My mother looks around. “Who did?”
“She did,” I repeat, gesturing towards the console.
My mother looks at me with a pained, confused expression, one I found to be typical from humans born in the late twentieth century. “The TARDIS?”
“Yes.”
“River, the TARDIS can’t speak.”
“I know that.”
“Then how did it get you to come?”
“She just came and got me.” I knew I could give her all the details, and she might understand completely. Very few would ever dare to say my mother is not clever, but she also has a wisdom that I enjoy testing from time to time. You know, normal mother-daughter stuff.
Amy rolls her eyes. “Whatever. Next thing you know you’ll be stroking the console and calling her ‘Old Girl’ too.” I chuckle, turning back to the scanner. “So, where are we going then?” Without warning, the TARDIS quaked, and Amy and I were thrown to the floor. The console flashed with sparks from numerous ports, but the central column continued to breathe up and down. In the distance, we could hear the muted gong of a large bell. “Now the bell is ringing. Why is the bell ringing?” she yells over the din.

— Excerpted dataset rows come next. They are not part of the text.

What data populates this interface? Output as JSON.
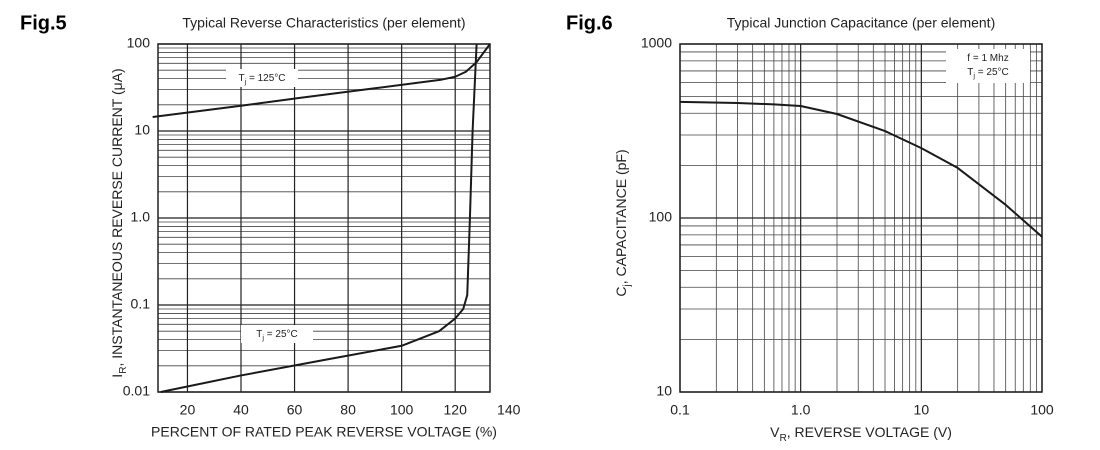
{
  "chart_data": [
    {
      "type": "line",
      "figure_label": "Fig.5",
      "title": "Typical Reverse Characteristics (per element)",
      "x_label": "PERCENT OF RATED PEAK  REVERSE VOLTAGE (%)",
      "y_label": {
        "text": "I",
        "sub": "R",
        "rest": ", INSTANTANEOUS REVERSE CURRENT (μA)"
      },
      "xscale": "linear",
      "yscale": "log",
      "grid": true,
      "minor_grid": true,
      "xlim": [
        9,
        133
      ],
      "xticks": [
        20,
        40,
        60,
        80,
        100,
        120,
        140
      ],
      "ylim": [
        0.01,
        100
      ],
      "yticks": [
        0.01,
        0.1,
        {
          "value": 1,
          "label": "1.0"
        },
        10,
        100
      ],
      "annotations": [
        {
          "text": "T",
          "sub": "j",
          "rest": " = 125°C"
        },
        {
          "text": "T",
          "sub": "j",
          "rest": " = 25°C"
        }
      ],
      "series": [
        {
          "color": "#1a1a1a",
          "x": [
            7,
            40,
            62,
            90,
            115,
            120,
            124,
            128,
            133
          ],
          "values": [
            14.5,
            19.5,
            24,
            31,
            39,
            42,
            48,
            62,
            100
          ]
        },
        {
          "color": "#1a1a1a",
          "x": [
            10,
            40,
            70,
            100,
            114,
            120,
            123,
            124.5,
            125.5,
            126.5,
            128
          ],
          "values": [
            0.01,
            0.0155,
            0.023,
            0.034,
            0.05,
            0.07,
            0.09,
            0.13,
            1.0,
            10,
            100
          ]
        }
      ]
    },
    {
      "type": "line",
      "figure_label": "Fig.6",
      "title": "Typical Junction Capacitance (per element)",
      "x_label": {
        "text": "V",
        "sub": "R",
        "rest": ", REVERSE VOLTAGE (V)"
      },
      "y_label": {
        "text": "C",
        "sub": "j",
        "rest": ", CAPACITANCE (pF)"
      },
      "xscale": "log",
      "yscale": "log",
      "grid": true,
      "minor_grid": true,
      "xlim": [
        0.1,
        100
      ],
      "xticks": [
        0.1,
        {
          "value": 1,
          "label": "1.0"
        },
        10,
        100
      ],
      "ylim": [
        10,
        1000
      ],
      "yticks": [
        10,
        100,
        1000
      ],
      "legend": [
        {
          "text": "f = 1 Mhz"
        },
        {
          "text": "T",
          "sub": "j",
          "rest": " = 25°C"
        }
      ],
      "series": [
        {
          "color": "#1a1a1a",
          "x": [
            0.1,
            0.3,
            0.6,
            1,
            2,
            5,
            10,
            20,
            50,
            100
          ],
          "values": [
            465,
            458,
            450,
            440,
            396,
            316,
            252,
            194,
            119,
            78
          ]
        }
      ]
    }
  ]
}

I reach up, snatch the nearest hold on the console I can manage and pull myself up. “The cloister bell tolls if there is immediate danger of monumental proportions,” I remind her. I stretch out my arm and grab the handle of the scanner, pulling it back into view. “There’s been a localized rupture of the space-time continuum, approximately ten light years from our current position.”
“What the hell does that mean?” Amy groans as she pulls herself up off the floor.
“It means that the universe has been ripped open.” I read through the last of the details. “And the rift is growing.”
“A rift?” she asks, her face turning pale. “Like the cracks in my wall?”
“No, much worse,” I say with a frown as I steer the TARDIS away from the rupture. The scanner blazes red, and then an array of symbols flash across the screen. “That can’t be!” I breathe.
“What? What is it now?” Amy asks as she walks to my side of the console, being sure to never lose a firm grip. The TARDIS shakes again, but we both manage to remain standing this time.
“It’s High Gallifreyan,” I reply, pointing to the symbols.
“What does that mean?”
“It means there’s a Time Lord trying to contact us. I think … I think it’s a distress signal.”
“But the Time Lords are all dead,” Amy says as she tries to decipher the symbols. “The Doctor told us that.”
“Well,” I mutter adjusting the scanner to focus on the signal, “there have been a couple to show up, but yes, you’re right. The Time Lords all perished at the end of the Time War.” I gulp, remembering the role my husband had played in the genocide of his own species. Again, a puzzling story for another time. “But this signal is definitely coming from another Time Lord from inside that hole in the universe.” I can’t help but lock eyes with my mother. “And we need to find out who it is and close that rift before it destroys all of existence, including us.”